In order to understand how an application performs you need data. Logs, events, metrics, traces.
Observability and monitoring are expensive because you need to retrieve all this data across your system. An architeture these days is not a static rock where nothing happens and everything stays the same. You don’t have your 10 VPC, with always the same hostname that you can filter for.
Today you are on cloud, your instances are going up and down based on your load and it is easier for you to replace an EC2 that troubleshooting a failure.
Containers wrap your application and they makes it easy to deploy, as side effect you release more often, it means more data.
But the data are useless if you can not get anything good out from them, so they can be your silver buffet or a big pain, the difference is all made by your ability to use them to answer your questions or in the ability for your team aggregate them together in order to build automation with them.
To do all off this you need to manage high cardinality, this is word that sales team in tech are scary off because nobody will never sell an infinite high cardinality database, everything has a limit, and the unique solution is not a product itself but it is more like a mindset developers should have.

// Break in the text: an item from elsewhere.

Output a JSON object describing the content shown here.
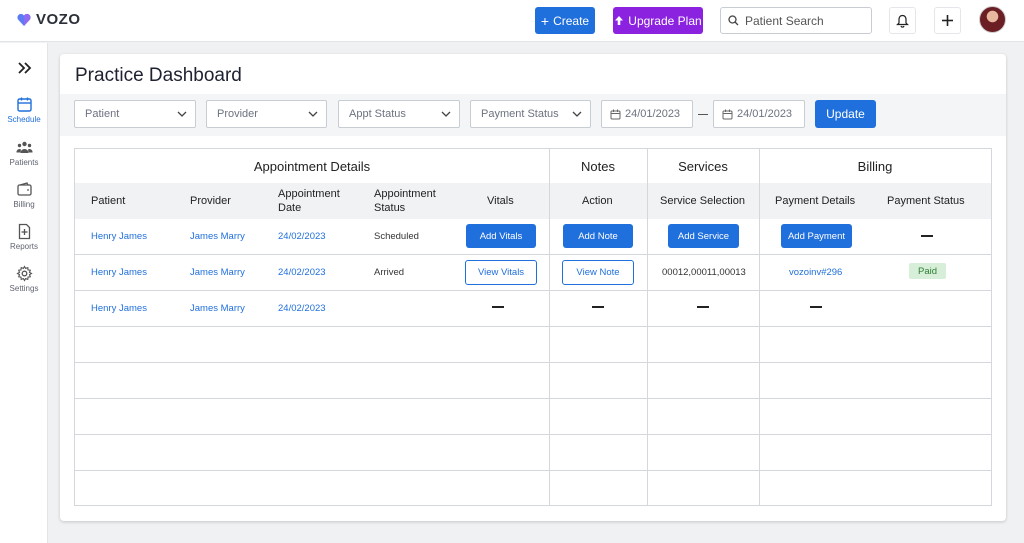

- You need to store the raw data for just the right time, forever is not an option.
- You need to give access to these data across the company in order to build better aggregation. Build Engineers will probably need data not just from the CI pipeline but also from your VCS. SRE to understand how a code change behave in prod they need metrics from servers but also from the CI. Spread the knowledge
The technologies that gives you the ability to interact with a big set of unstructured data should support an high wrtie troughpoot and smart indexes that will allow your query engine to lookup for what you need fast enough!
So that’s what I have in my mind when I think about a database that can support monitoring data.

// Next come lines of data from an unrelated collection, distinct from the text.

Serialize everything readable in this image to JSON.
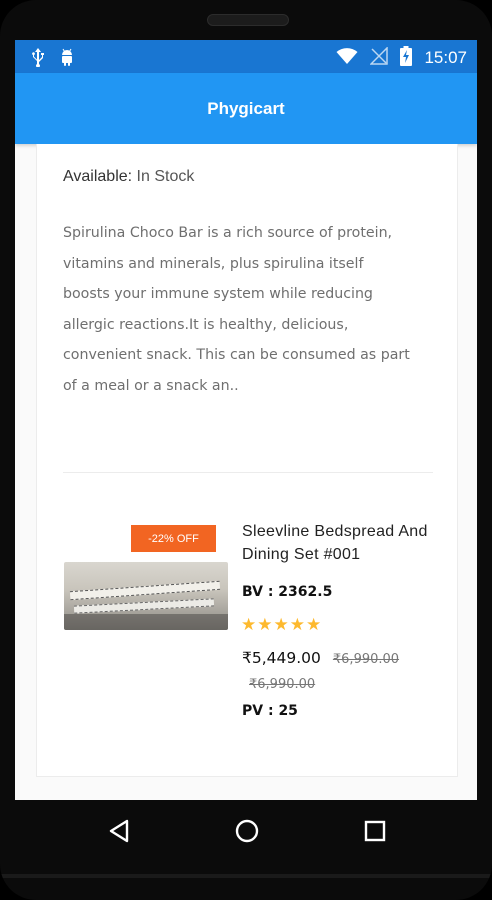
{
  "status_bar": {
    "time": "15:07",
    "left_icons": [
      "usb-icon",
      "android-icon"
    ],
    "right_icons": [
      "wifi-icon",
      "no-signal-icon",
      "battery-charging-icon"
    ]
  },
  "app_bar": {
    "title": "Phygicart"
  },
  "product_details": {
    "availability_label": "Available:",
    "availability_status": "In Stock",
    "description": "Spirulina Choco Bar is a rich source of protein, vitamins and minerals, plus spirulina itself boosts your immune system while reducing allergic reactions.It is healthy, delicious, convenient snack. This can be consumed as part of a meal or a snack an.."
  },
  "related_product": {
    "discount_badge": "-22% OFF",
    "name": "Sleevline Bedspread And Dining Set #001",
    "bv": "BV : 2362.5",
    "rating": 5,
    "rating_max": 5,
    "price": "₹5,449.00",
    "mrp": "₹6,990.00",
    "mrp_secondary": "₹6,990.00",
    "pv": "PV : 25",
    "star_color": "#fdb92e",
    "badge_color": "#f26522"
  },
  "colors": {
    "status_bar": "#1976d2",
    "app_bar": "#2196f3"
  },
  "nav_bar": {
    "buttons": [
      "back-icon",
      "home-icon",
      "recents-icon"
    ]
  }
}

I am not selling anything mainly because I think a final solution doesn’t exist yet, I can not really tell you what to buy but you should look around for other companies at your same scale because everyone has this problem:
- Facebook has scuba
- A lot of people use Cassandra and they looks happy at least for its writing capabilities.
- There are new time series databases releases in a daily based
- At InfluxData we obviously use InfluxDB for this purpose
The general idea here is that the goal should be to group data that now are in different sources: NewRelic, InfluxDB, ElasticSearch, Papertrail in the same place, because it is rare to get the answer for your question just looking at logs, or metrics, you need an aggregation or a sample of different data.
This will bring the debugging and troubleshooting capabilities of your team to the next level, and listen to me, if you are working with a microservices architecture or with a highly distributed environment you need help from everything!